Copyright has a discovery problem

In a recent article titled ‘Generative AI Has a Visual Plagiarism Problem‘, Gary Marcus and Reid Southen provide further evidence of the ability of generative AI models to reproduce remarkably similar versions of works in their training data. They show that, in response to generic prompts, the latest versions of Midjourney and dall-e return images that closely resemble frames from popular movies and/or contain copyrighted characters. This discovery raises a number of interesting questions about the ability of these models to infringe copyright – seemingly on their own.

The article is also notable for a quote from David Holz, founder and CEO of Midjourney in response to a question about whether Midjourney seeks permission from copyright holders. His answer:

No. There isn’t really a way to get a hundred million images and know where they’re coming from. It would be cool if images had metadata embedded in them about the copyright owner or something. But that’s not a thing; there’s not a registry. There’s no way to find a picture on the Internet, and then automatically trace it to an owner and then have any way of doing anything to authenticate it.
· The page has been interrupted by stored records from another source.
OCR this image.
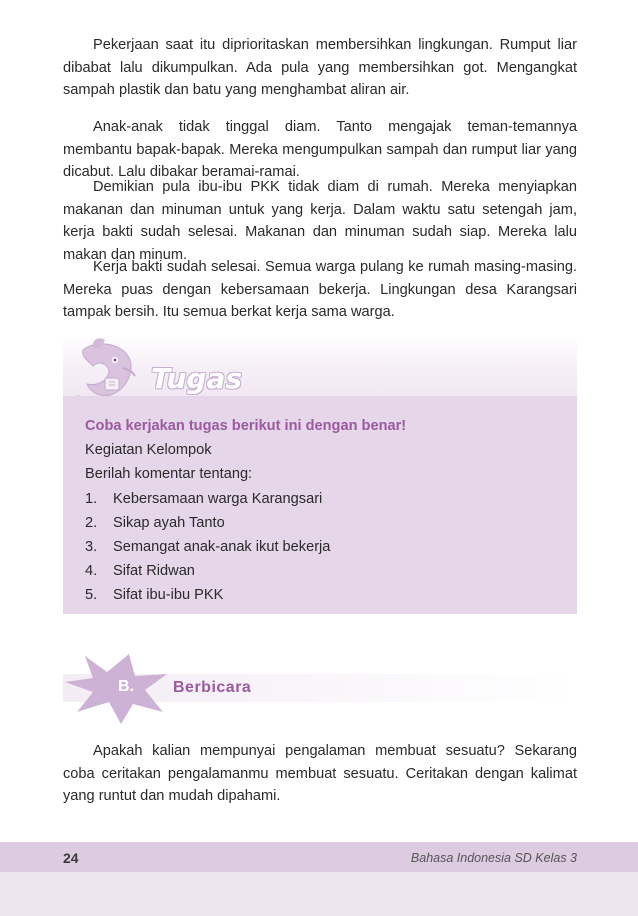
Pekerjaan saat itu diprioritaskan membersihkan lingkungan. Rumput liar dibabat lalu dikumpulkan. Ada pula yang membersihkan got. Mengangkat sampah plastik dan batu yang menghambat aliran air.

Anak-anak tidak tinggal diam. Tanto mengajak teman-temannya membantu bapak-bapak. Mereka mengumpulkan sampah dan rumput liar yang dicabut. Lalu dibakar beramai-ramai.

Demikian pula ibu-ibu PKK tidak diam di rumah. Mereka menyiapkan makanan dan minuman untuk yang kerja. Dalam waktu satu setengah jam, kerja bakti sudah selesai. Makanan dan minuman sudah siap. Mereka lalu makan dan minum.

Kerja bakti sudah selesai. Semua warga pulang ke rumah masing-masing. Mereka puas dengan kebersamaan bekerja. Lingkungan desa Karangsari tampak bersih. Itu semua berkat kerja sama warga.

Tugas
Coba kerjakan tugas berikut ini dengan benar!
Kegiatan Kelompok
Berilah komentar tentang:
1. Kebersamaan warga Karangsari
2. Sikap ayah Tanto
3. Semangat anak-anak ikut bekerja
4. Sifat Ridwan
5. Sifat ibu-ibu PKK
B. Berbicara

Apakah kalian mempunyai pengalaman membuat sesuatu? Sekarang coba ceritakan pengalamanmu membuat sesuatu. Ceritakan dengan kalimat yang runtut dan mudah dipahami.

24	Bahasa Indonesia SD Kelas 3
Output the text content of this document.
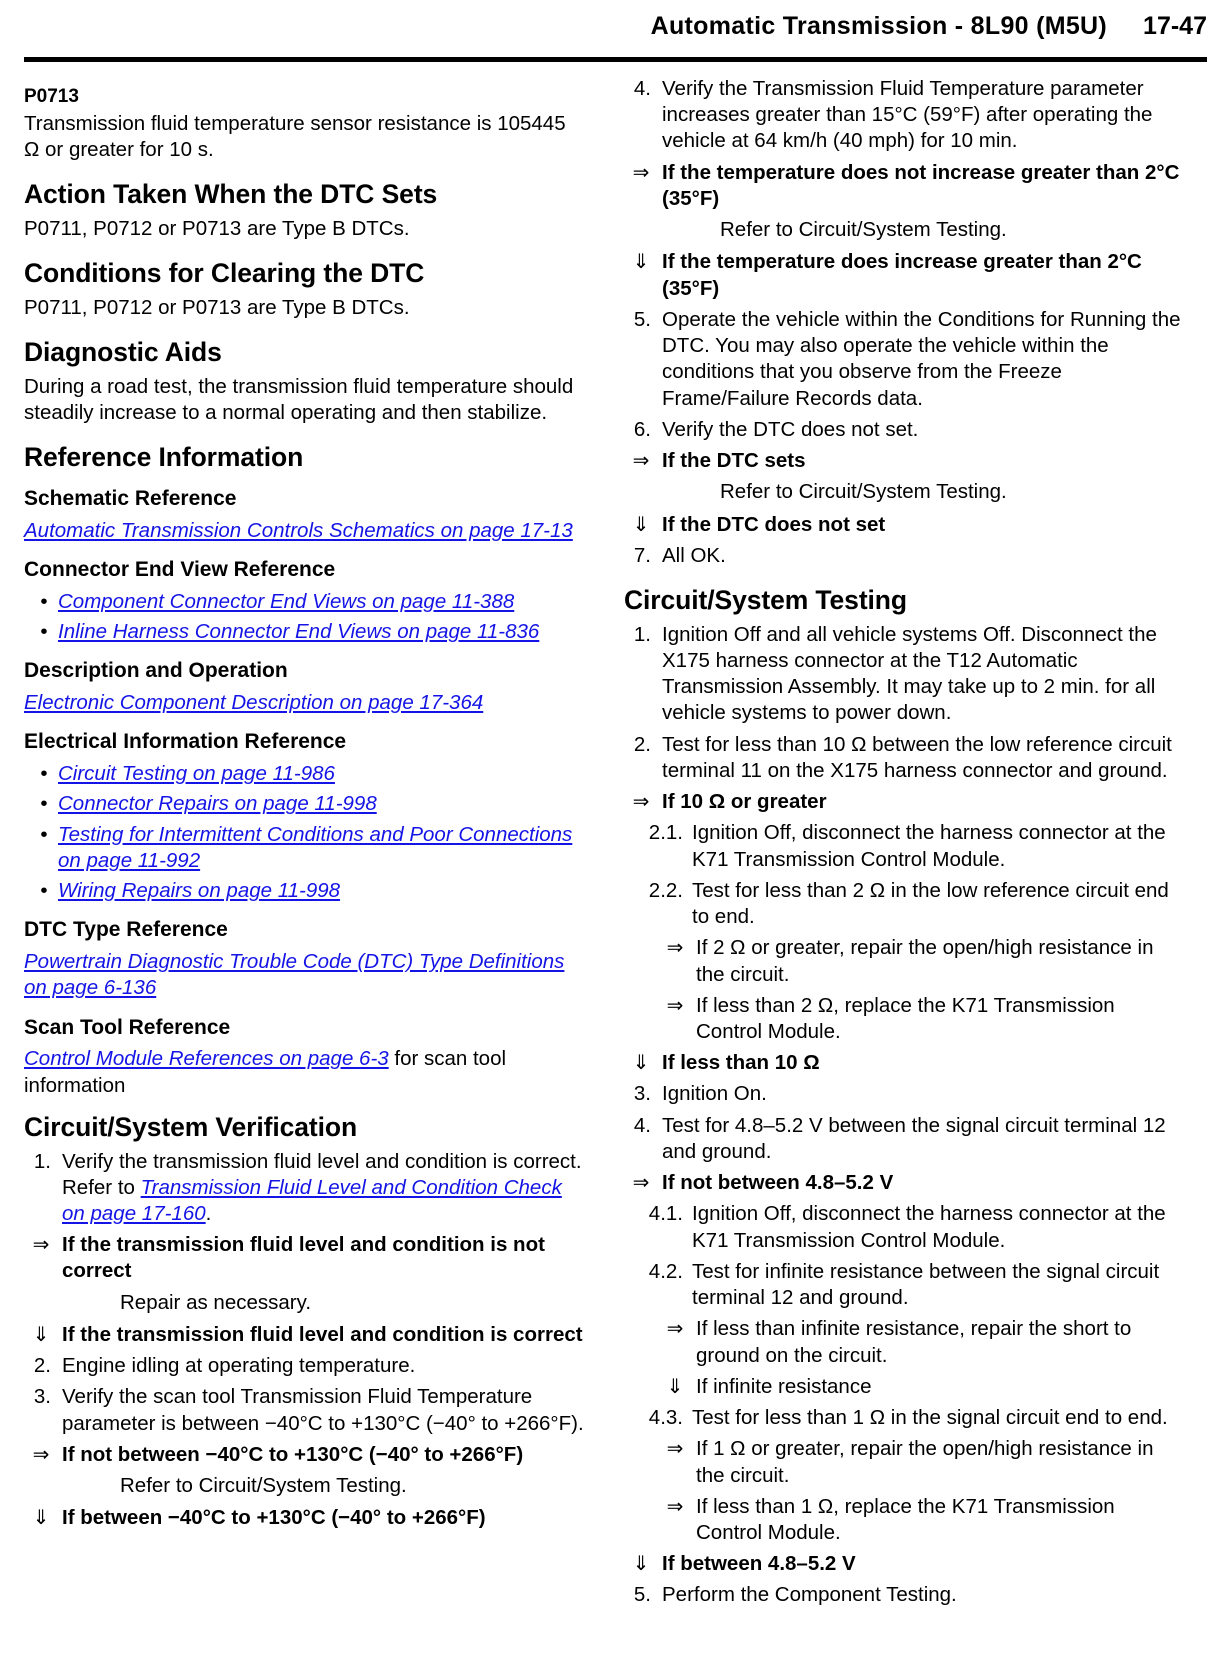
Automatic Transmission - 8L90 (M5U) 17-47
P0713
Transmission fluid temperature sensor resistance is 105445 Ω or greater for 10 s.
Action Taken When the DTC Sets
P0711, P0712 or P0713 are Type B DTCs.
Conditions for Clearing the DTC
P0711, P0712 or P0713 are Type B DTCs.
Diagnostic Aids
During a road test, the transmission fluid temperature should steadily increase to a normal operating and then stabilize.
Reference Information
Schematic Reference
Automatic Transmission Controls Schematics on page 17-13
Connector End View Reference
• Component Connector End Views on page 11-388
• Inline Harness Connector End Views on page 11-836
Description and Operation
Electronic Component Description on page 17-364
Electrical Information Reference
• Circuit Testing on page 11-986
• Connector Repairs on page 11-998
• Testing for Intermittent Conditions and Poor Connections on page 11-992
• Wiring Repairs on page 11-998
DTC Type Reference
Powertrain Diagnostic Trouble Code (DTC) Type Definitions on page 6-136
Scan Tool Reference
Control Module References on page 6-3 for scan tool information
Circuit/System Verification
1. Verify the transmission fluid level and condition is correct. Refer to Transmission Fluid Level and Condition Check on page 17-160.
⇒ If the transmission fluid level and condition is not correct
Repair as necessary.
⇓ If the transmission fluid level and condition is correct
2. Engine idling at operating temperature.
3. Verify the scan tool Transmission Fluid Temperature parameter is between −40°C to +130°C (−40° to +266°F).
⇒ If not between −40°C to +130°C (−40° to +266°F)
Refer to Circuit/System Testing.
⇓ If between −40°C to +130°C (−40° to +266°F)
4. Verify the Transmission Fluid Temperature parameter increases greater than 15°C (59°F) after operating the vehicle at 64 km/h (40 mph) for 10 min.
⇒ If the temperature does not increase greater than 2°C (35°F)
Refer to Circuit/System Testing.
⇓ If the temperature does increase greater than 2°C (35°F)
5. Operate the vehicle within the Conditions for Running the DTC. You may also operate the vehicle within the conditions that you observe from the Freeze Frame/Failure Records data.
6. Verify the DTC does not set.
⇒ If the DTC sets
Refer to Circuit/System Testing.
⇓ If the DTC does not set
7. All OK.
Circuit/System Testing
1. Ignition Off and all vehicle systems Off. Disconnect the X175 harness connector at the T12 Automatic Transmission Assembly. It may take up to 2 min. for all vehicle systems to power down.
2. Test for less than 10 Ω between the low reference circuit terminal 11 on the X175 harness connector and ground.
⇒ If 10 Ω or greater
2.1. Ignition Off, disconnect the harness connector at the K71 Transmission Control Module.
2.2. Test for less than 2 Ω in the low reference circuit end to end.
⇒ If 2 Ω or greater, repair the open/high resistance in the circuit.
⇒ If less than 2 Ω, replace the K71 Transmission Control Module.
⇓ If less than 10 Ω
3. Ignition On.
4. Test for 4.8–5.2 V between the signal circuit terminal 12 and ground.
⇒ If not between 4.8–5.2 V
4.1. Ignition Off, disconnect the harness connector at the K71 Transmission Control Module.
4.2. Test for infinite resistance between the signal circuit terminal 12 and ground.
⇒ If less than infinite resistance, repair the short to ground on the circuit.
⇓ If infinite resistance
4.3. Test for less than 1 Ω in the signal circuit end to end.
⇒ If 1 Ω or greater, repair the open/high resistance in the circuit.
⇒ If less than 1 Ω, replace the K71 Transmission Control Module.
⇓ If between 4.8–5.2 V
5. Perform the Component Testing.
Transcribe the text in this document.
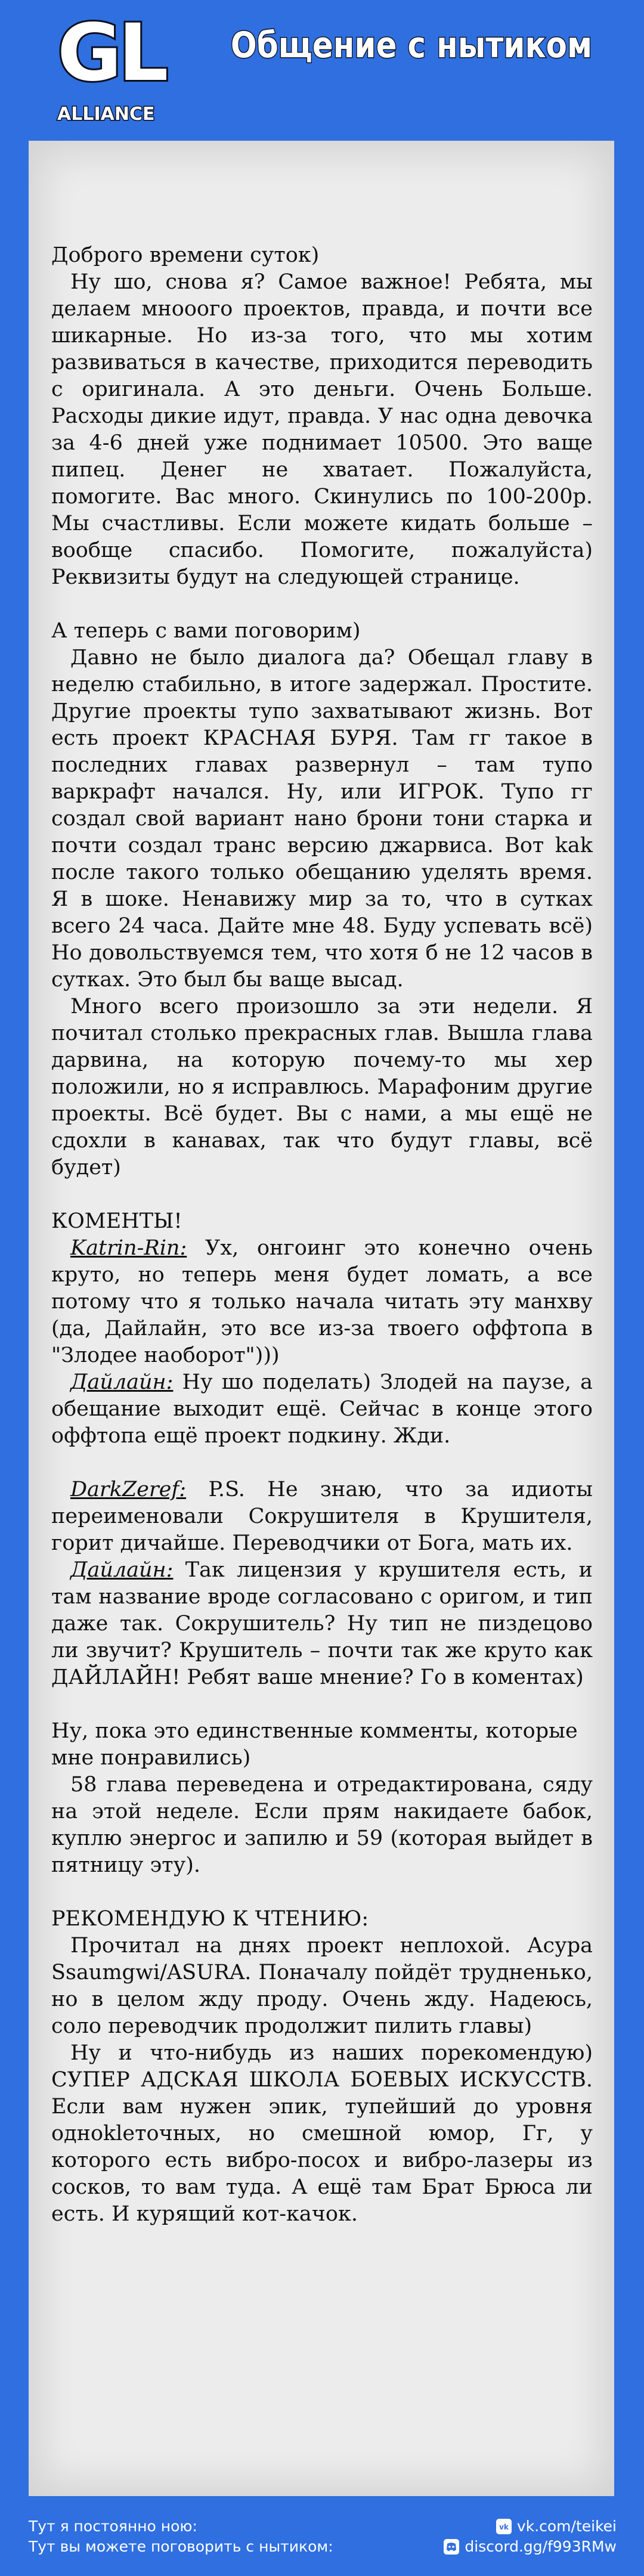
GL
ALLIANCE
Общение с нытиком

Доброго времени суток)

Ну шо, снова я? Самое важное! Ребята, мы делаем мнoooго проектов, правда, и почти все шикарные. Но из-за того, что мы хотим развиваться в качестве, приходится переводить с оригинала. А это деньги. Очень Больше. Расходы дикие идут, правда. У нас одна девочка за 4-6 дней уже поднимает 10500. Это ваще пипец. Денег не хватает. Пожалуйста, помогите. Вас много. Скинулись по 100-200р. Мы счастливы. Если можете кидать больше – вообще спасибо. Помогите, пожалуйста) Реквизиты будут на следующей странице.

А теперь с вами поговорим)

Давно не было диалога да? Обещал главу в неделю стабильно, в итоге задержал. Простите. Другие проекты тупо захватывают жизнь. Вот есть проект КРАСНАЯ БУРЯ. Там гг такое в последних главах развернул – там тупо варкрафт начался. Ну, или ИГРОК. Тупо гг создал свой вариант нано брони тони старка и почти создал транс версию джарвиса. Вот kak после такого только обещанию уделять время. Я в шоке. Ненавижу мир за то, что в сутках всего 24 часа. Дайте мне 48. Буду успевать всё) Но довольствуемся тем, что хотя б не 12 часов в сутках. Это был бы ваще высад.

Много всего произошло за эти недели. Я почитал столько прекрасных глав. Вышла глава дарвина, на которую почему-то мы хер положили, но я исправлюсь. Марафоним другие проекты. Всё будет. Вы с нами, а мы ещё не сдохли в канавах, так что будут главы, всё будет)

КОМЕНТЫ!

Katrin-Rin: Ух, онгоинг это конечно очень круто, но теперь меня будет ломать, а все потому что я только начала читать эту манхву (да, Дайлайн, это все из-за твоего оффтопа в "Злодее наоборот")))

Дайлайн: Ну шо поделать) Злодей на паузе, а обещание выходит ещё. Сейчас в конце этого оффтопа ещё проект подкину. Жди.

DarkZeref: P.S. Не знаю, что за идиоты переименовали Сокрушителя в Крушителя, горит дичайше. Переводчики от Бога, мать их.

Дайлайн: Так лицензия у крушителя есть, и там название вроде согласовано с оригом, и тип даже так. Сокрушитель? Ну тип не пиздецово ли звучит? Крушитель – почти так же круто как ДАЙЛАЙН! Ребят ваше мнение? Го в коментах)

Ну, пока это единственные комменты, которые мне понравились)

58 глава переведена и отредактирована, сяду на этой неделе. Если прям накидаете бабок, куплю энергос и запилю и 59 (которая выйдет в пятницу эту).

РЕКОМЕНДУЮ К ЧТЕНИЮ:

Прочитал на днях проект неплохой. Асура Ssaumgwi/ASURA. Поначалу пойдёт трудненько, но в целом жду проду. Очень жду. Надеюсь, соло переводчик продолжит пилить главы)

Ну и что-нибудь из наших порекомендую) СУПЕР АДСКАЯ ШКОЛА БОЕВЫХ ИСКУССТВ. Если вам нужен эпик, тупейший до уровня однoklеточных, но смешной юмор, Гг, у которого есть вибро-посох и вибро-лазеры из сосков, то вам туда. А ещё там Брат Брюса ли есть. И курящий кот-качок.

Тут я постоянно ною:
Тут вы можете поговорить с нытиком:
vk vk.com/teikei
discord.gg/f993RMw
While this response sounds derisive in the context of the article (a similar statement made by Open AI to the House of Lords was also criticized as derisive), Holz does have a point. There is indeed an urgent need for better copyright information infrastructures that allow AI model developers and others to automatically assess the copyright status of works – and clear rights. Something we pointed out in our recent policy paper on best practices for opting out of ML training and an earlier white paper on a public repository of public domain and openly licensed works.